Why are you more likely to die
in a car crash when the road conditions are good compared with
when they are bad?
The data for road fatalaties in both the US and Europe is very curious.
The month in which there are fewest fatalities is February followed by
January. In other words, there are fewest fatalities when the
weather is at its worst and when presumably the roads are at their most
dangerous. If you apply traditional statistical regression
techniques using this available data you will end up with a simple
model like THIS:
Colder months yield fewer fatalities. Now as a purely predictive model
you could argue that this is not too bad. But for risk management it is
useless, because it provides no explanatory power at all. In fact, from
a risk perspective this model would provide totally irrational
information since it would suggest that if you want to minimise your
probability of dying in a car crash you should do your driving when the
roads are at their most dangerous.
What we know is that there are a number of causal factors which do much
to explain the apparently strange statistical observations.
Clearly the season influences
whether the weather is good or not, and both this and the season
influence whether road
conditions are good.
When the road conditions are bad
people tend to drive
slower.
The danger level is at
its highest when people are driving fast and the road conditions are
bad.
Both the season and the weather
influence the number of
journeys made - people generally make more journeys in
summer and will generally drive less when wearther conditions are bad.
The actual
number of fatalities is influenced not just by the danger level but by
the number of journeys. If relatively few people are driving, albeit
dangerously, there will be relatively few fatalities.
Using this kind of model, which happens to be an example of Bayesian
Network, we can not just fully explain the statistical
observations but also use it to make sensible decisions about risk.
Notice that with each variable are the probabilities.
At this point we haven't entered any observations in the model, so what
we have above are called the prior probabilities. For example, the
prior probability that the weather is good is 63% and all the seasons
have equal probabilities. The prior probability of high number of fatal
accidents is 46%.
Now let’s enter some observations. Let’s first see
what happens in winter.
Notice how all the probabilities change. In winter road conditions are
more likely to be bad, but this means that people tend to drive slower.
Also fewer journeys are made in winter. The impact of this is that the
probability of high number of fatal accidents has dropped to 43%.

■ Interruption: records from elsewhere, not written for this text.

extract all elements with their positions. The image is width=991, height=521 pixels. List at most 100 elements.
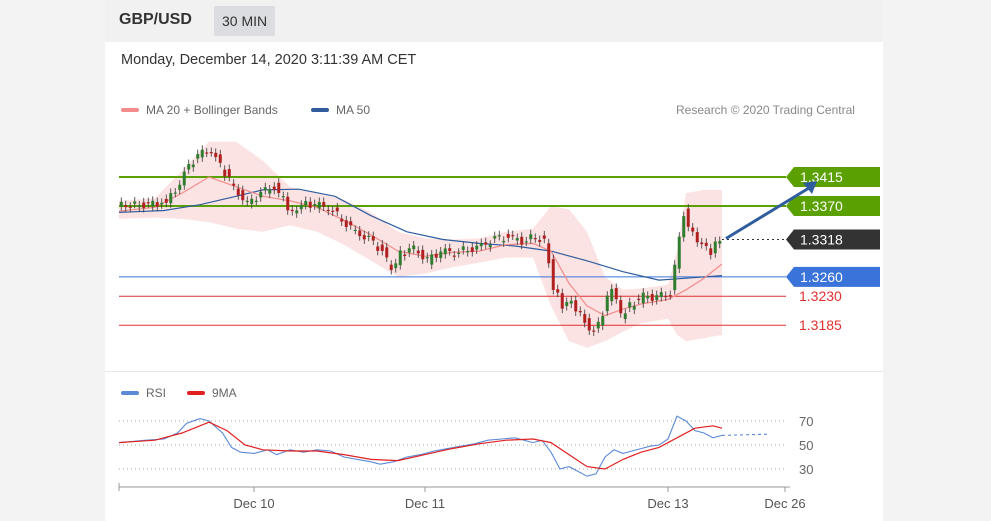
ma50-swatch <box>311 108 329 112</box>
candle-body <box>700 242 704 245</box>
candle-body <box>538 240 542 242</box>
candle-body <box>479 243 483 247</box>
candle-body <box>389 264 393 271</box>
candle-body <box>128 206 132 208</box>
candle-body <box>475 245 479 250</box>
candle-body <box>520 236 524 245</box>
candle-body <box>371 236 375 241</box>
candle-body <box>331 210 335 212</box>
legend-9ma-label: 9MA <box>212 386 237 400</box>
candle-body <box>623 313 627 320</box>
rsi-line <box>118 415 723 477</box>
rsi-level-label: 30 <box>799 462 813 477</box>
ma20-line <box>118 176 723 317</box>
candle-body <box>259 191 263 198</box>
candle-body <box>299 204 303 210</box>
pane-divider <box>105 371 883 372</box>
candle-body <box>182 171 186 186</box>
candle-body <box>511 235 515 237</box>
candle-body <box>619 300 623 314</box>
candle-body <box>164 198 168 203</box>
candle-body <box>353 229 357 232</box>
candle-body <box>178 184 182 190</box>
candle-body <box>191 164 195 168</box>
candle-body <box>583 314 587 323</box>
candle-body <box>308 201 312 208</box>
candle-body <box>151 200 155 207</box>
candle-body <box>376 246 380 251</box>
candle-body <box>709 248 713 255</box>
candle-body <box>628 302 632 308</box>
candle-body <box>407 248 411 253</box>
candle-body <box>200 149 204 158</box>
candle-body <box>547 243 551 264</box>
legend-ma20-label: MA 20 + Bollinger Bands <box>146 103 278 117</box>
candle-body <box>142 202 146 208</box>
research-credit: Research © 2020 Trading Central <box>676 103 855 117</box>
candle-body <box>349 221 353 226</box>
candle-body <box>515 238 519 241</box>
candle-body <box>695 232 699 243</box>
candle-body <box>434 253 438 258</box>
rsi-level-label: 50 <box>799 438 813 453</box>
candle-body <box>412 245 416 250</box>
candle-body <box>218 154 222 163</box>
candle-body <box>655 295 659 301</box>
candle-body <box>560 293 564 309</box>
candle-body <box>394 263 398 269</box>
candle-body <box>641 292 645 304</box>
candle-body <box>119 201 123 206</box>
rsi-level-label: 70 <box>799 414 813 429</box>
ma9-swatch <box>187 391 205 395</box>
candle-body <box>223 169 227 177</box>
level-tag-1.3415 <box>786 167 880 187</box>
candle-body <box>682 216 686 238</box>
candle-body <box>569 300 573 304</box>
legend-ma50: MA 50 <box>311 103 370 117</box>
candle-body <box>146 202 150 204</box>
level-label-1.3185: 1.3185 <box>799 317 842 333</box>
candle-body <box>632 306 636 310</box>
candle-body <box>668 295 672 297</box>
candle-body <box>236 188 240 196</box>
forecast-arrow-head <box>803 181 817 194</box>
candle-body <box>214 152 218 158</box>
candle-body <box>484 242 488 245</box>
candle-body <box>358 230 362 237</box>
level-tag-1.3370 <box>786 196 880 216</box>
candle-body <box>254 200 258 203</box>
candle-body <box>691 227 695 232</box>
legend-ma50-label: MA 50 <box>336 103 371 117</box>
legend-rsi-label: RSI <box>146 386 167 400</box>
candle-body <box>160 202 164 205</box>
candle-body <box>673 264 677 291</box>
candle-body <box>637 298 641 301</box>
candle-body <box>335 207 339 212</box>
candle-body <box>232 183 236 186</box>
candle-body <box>448 248 452 252</box>
candle-body <box>295 210 299 214</box>
chart-datetime: Monday, December 14, 2020 3:11:39 AM CET <box>121 52 417 68</box>
candle-body <box>398 250 402 266</box>
candle-body <box>304 200 308 205</box>
candle-body <box>385 247 389 258</box>
candle-body <box>209 152 213 154</box>
candle-body <box>470 247 474 252</box>
level-label-1.3415: 1.3415 <box>800 169 843 185</box>
level-tag-1.3318 <box>786 229 880 250</box>
candle-body <box>574 300 578 312</box>
candle-body <box>461 246 465 250</box>
candle-body <box>403 254 407 257</box>
candle-body <box>713 241 717 254</box>
candle-body <box>340 218 344 222</box>
candle-body <box>556 289 560 293</box>
timeframe-button[interactable]: 30 MIN <box>214 6 276 36</box>
ma20-swatch <box>121 108 139 112</box>
candle-body <box>601 315 605 326</box>
candle-body <box>592 330 596 332</box>
candle-body <box>439 251 443 258</box>
candle-body <box>610 288 614 302</box>
rsi-swatch <box>121 391 139 395</box>
candle-body <box>263 187 267 191</box>
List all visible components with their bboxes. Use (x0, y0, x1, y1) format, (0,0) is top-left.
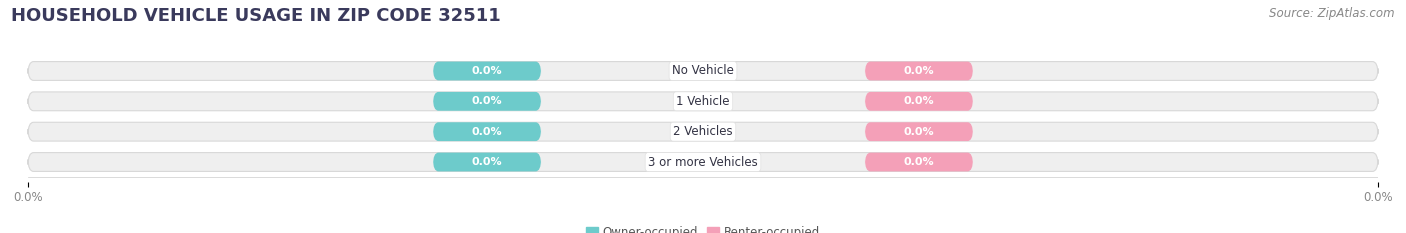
FancyBboxPatch shape (433, 122, 541, 141)
Text: 2 Vehicles: 2 Vehicles (673, 125, 733, 138)
Text: No Vehicle: No Vehicle (672, 65, 734, 78)
FancyBboxPatch shape (865, 62, 973, 80)
Text: 0.0%: 0.0% (904, 66, 934, 76)
Text: 0.0%: 0.0% (472, 66, 502, 76)
Text: HOUSEHOLD VEHICLE USAGE IN ZIP CODE 32511: HOUSEHOLD VEHICLE USAGE IN ZIP CODE 3251… (11, 7, 501, 25)
Text: 1 Vehicle: 1 Vehicle (676, 95, 730, 108)
FancyBboxPatch shape (28, 153, 1378, 171)
Text: 0.0%: 0.0% (904, 127, 934, 137)
Text: 0.0%: 0.0% (904, 96, 934, 106)
FancyBboxPatch shape (28, 62, 1378, 80)
FancyBboxPatch shape (865, 122, 973, 141)
Text: Source: ZipAtlas.com: Source: ZipAtlas.com (1270, 7, 1395, 20)
Text: 0.0%: 0.0% (472, 157, 502, 167)
FancyBboxPatch shape (28, 122, 1378, 141)
FancyBboxPatch shape (28, 92, 1378, 111)
FancyBboxPatch shape (433, 62, 541, 80)
FancyBboxPatch shape (865, 92, 973, 111)
Text: 0.0%: 0.0% (472, 127, 502, 137)
Text: 0.0%: 0.0% (472, 96, 502, 106)
Legend: Owner-occupied, Renter-occupied: Owner-occupied, Renter-occupied (581, 221, 825, 233)
FancyBboxPatch shape (433, 92, 541, 111)
Text: 0.0%: 0.0% (904, 157, 934, 167)
Text: 3 or more Vehicles: 3 or more Vehicles (648, 155, 758, 168)
FancyBboxPatch shape (865, 153, 973, 171)
FancyBboxPatch shape (433, 153, 541, 171)
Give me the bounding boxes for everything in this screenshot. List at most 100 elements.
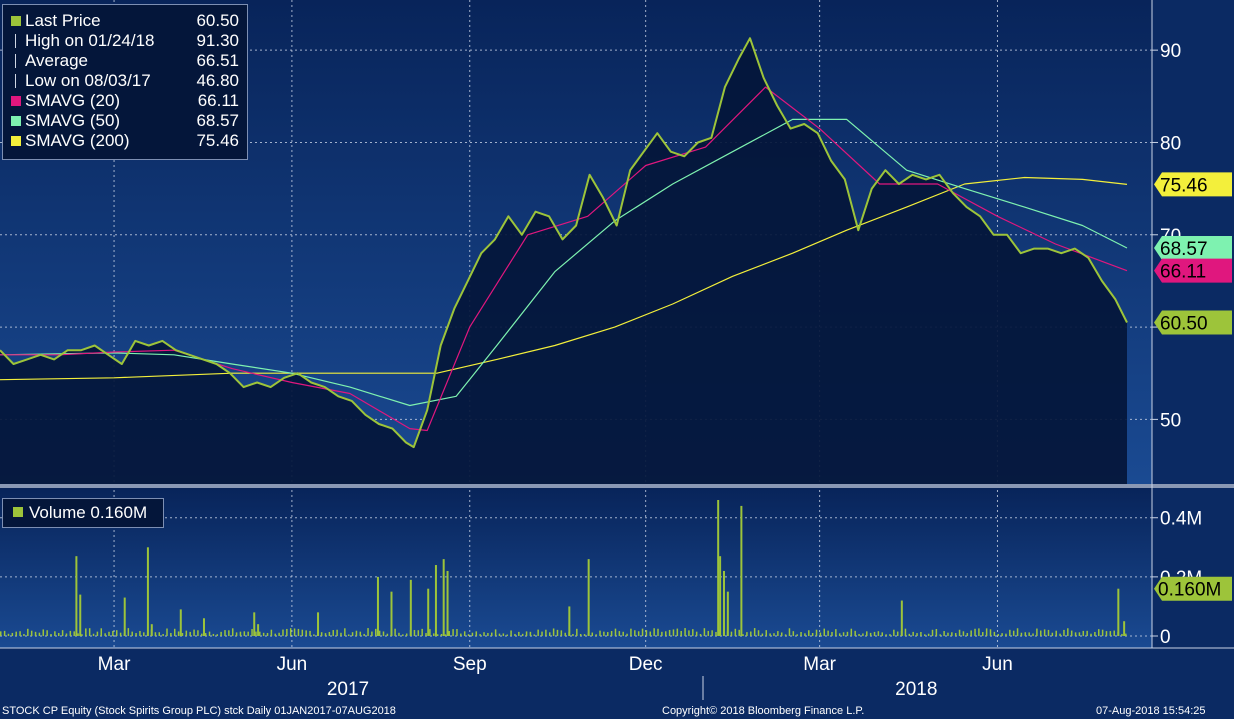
volume-bar: [506, 634, 508, 636]
volume-bar: [100, 628, 103, 636]
volume-bar: [811, 633, 814, 636]
volume-bar: [456, 629, 458, 636]
volume-bar: [143, 632, 145, 636]
volume-bar-spike: [150, 624, 153, 636]
volume-bar: [282, 629, 284, 636]
volume-bar: [869, 632, 872, 636]
volume-bar: [471, 632, 474, 636]
volume-bar: [336, 629, 338, 636]
volume-bar: [545, 629, 547, 636]
volume-bar: [429, 629, 431, 636]
volume-bar: [251, 629, 253, 636]
volume-bar: [108, 631, 110, 636]
legend-swatch-icon: [15, 54, 26, 68]
x-tick-label: Mar: [803, 654, 836, 675]
volume-bar-spike: [726, 591, 729, 636]
volume-panel-bg: [0, 488, 1152, 648]
volume-tick-label: 0.4M: [1160, 509, 1202, 530]
legend-value: 91.30: [196, 31, 239, 50]
x-year-label: 2017: [327, 679, 369, 700]
volume-bar-spike: [719, 556, 722, 636]
volume-bar: [127, 628, 130, 636]
volume-bar: [1094, 631, 1096, 636]
volume-bar: [189, 631, 191, 636]
volume-bar: [115, 630, 118, 636]
volume-bar: [823, 628, 826, 636]
volume-bar: [804, 633, 806, 636]
volume-bar: [50, 634, 52, 636]
volume-bar-spike: [1123, 621, 1126, 636]
volume-bar: [649, 631, 652, 636]
legend-value: 68.57: [196, 111, 239, 130]
volume-bar: [653, 628, 655, 636]
volume-bar: [208, 631, 211, 636]
volume-bar: [1001, 633, 1003, 636]
volume-bar: [444, 634, 447, 636]
volume-bar-spike: [75, 556, 78, 636]
volume-bar: [212, 633, 215, 636]
volume-bar: [753, 628, 756, 636]
volume-bar: [57, 632, 60, 636]
volume-bar: [255, 631, 257, 636]
volume-bar: [243, 631, 246, 636]
volume-bar: [278, 632, 280, 636]
volume-bar: [777, 631, 779, 636]
volume-bar: [912, 631, 914, 636]
volume-bar: [436, 634, 439, 636]
volume-bar: [1125, 633, 1127, 636]
volume-bar-spike: [409, 579, 412, 636]
volume-bar: [440, 633, 443, 636]
volume-bar: [622, 631, 624, 636]
volume-bar: [808, 630, 810, 636]
volume-value-label-text: 0.160M: [1158, 580, 1221, 601]
legend-label: Low on 08/03/17: [25, 71, 151, 90]
volume-bar: [224, 630, 226, 636]
volume-bar: [54, 631, 56, 636]
volume-bar: [463, 631, 466, 636]
volume-bar-spike: [253, 612, 256, 636]
volume-bar: [1047, 629, 1050, 636]
volume-bar: [610, 631, 613, 636]
volume-bar: [780, 632, 783, 636]
volume-bar: [170, 632, 172, 636]
volume-bar: [119, 632, 122, 636]
volume-bar: [599, 630, 601, 636]
volume-bar: [220, 631, 222, 636]
volume-legend-label: Volume 0.160M: [29, 503, 148, 522]
volume-bar: [297, 628, 300, 636]
volume-bar: [23, 634, 25, 636]
volume-bar: [1086, 630, 1088, 636]
value-label-bg: [1154, 310, 1232, 335]
volume-bar: [970, 630, 972, 636]
volume-bar: [158, 632, 161, 636]
legend-value: 66.51: [196, 51, 239, 70]
volume-bar: [81, 634, 83, 636]
volume-bar-spike: [123, 597, 126, 636]
volume-bar-spike: [427, 588, 430, 636]
volume-bar-spike: [79, 594, 82, 636]
volume-bar: [661, 631, 663, 636]
volume-bar-spike: [587, 559, 590, 636]
volume-bar: [421, 628, 423, 636]
volume-bar: [680, 630, 682, 636]
volume-bar: [177, 631, 180, 636]
x-year-label: 2018: [895, 679, 937, 700]
volume-bar: [761, 633, 764, 636]
volume-bar: [88, 628, 91, 636]
footer-bar: [0, 700, 1234, 719]
volume-bar: [425, 633, 427, 636]
volume-legend-swatch: [13, 507, 23, 517]
volume-bar: [320, 632, 323, 636]
footer-copyright: Copyright© 2018 Bloomberg Finance L.P.: [662, 705, 865, 717]
volume-bar: [792, 631, 795, 636]
value-label-bg: [1154, 258, 1232, 283]
volume-bar: [954, 633, 957, 636]
volume-bar-spike: [257, 624, 260, 636]
volume-bar: [556, 629, 559, 636]
volume-bar: [730, 631, 733, 636]
volume-bar: [452, 629, 454, 636]
volume-bar: [262, 632, 265, 636]
volume-bar: [699, 634, 702, 636]
volume-bar: [1082, 630, 1085, 636]
legend-swatch-icon: [15, 34, 26, 48]
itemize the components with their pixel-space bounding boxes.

Now compare what happens in summer.
Road conditions are better but this means people drive faster. There
are also more journeys. These factors explain why we now see an
increase in the probability of high fatalities to 50%. This explains the
strange statistical results but doesn't help us with risk
reduction.
The only things we directly control ourselves are the speed we drive
and the number of journeys we make. Let’s suppose that,
irrespective of the time of year, we all drive fast and make
a lot of journeys:
Notice how the probability of
fatalities increases again to 61%. However, now compare the
situation between summer and winter. In summer the road
conditions are less likely to be bad so we see a drop to 59% in high
fatalitiy prob. In winter
road conditions are worse and the probability increases to
65%.
Driving fast and
often (Summer)
Driving fast and often
Winter
This tells us that if we do not alter our driving habits then
fatalities are more likely in winter than summer - exactly the
opposite of what the naïve model was telling us.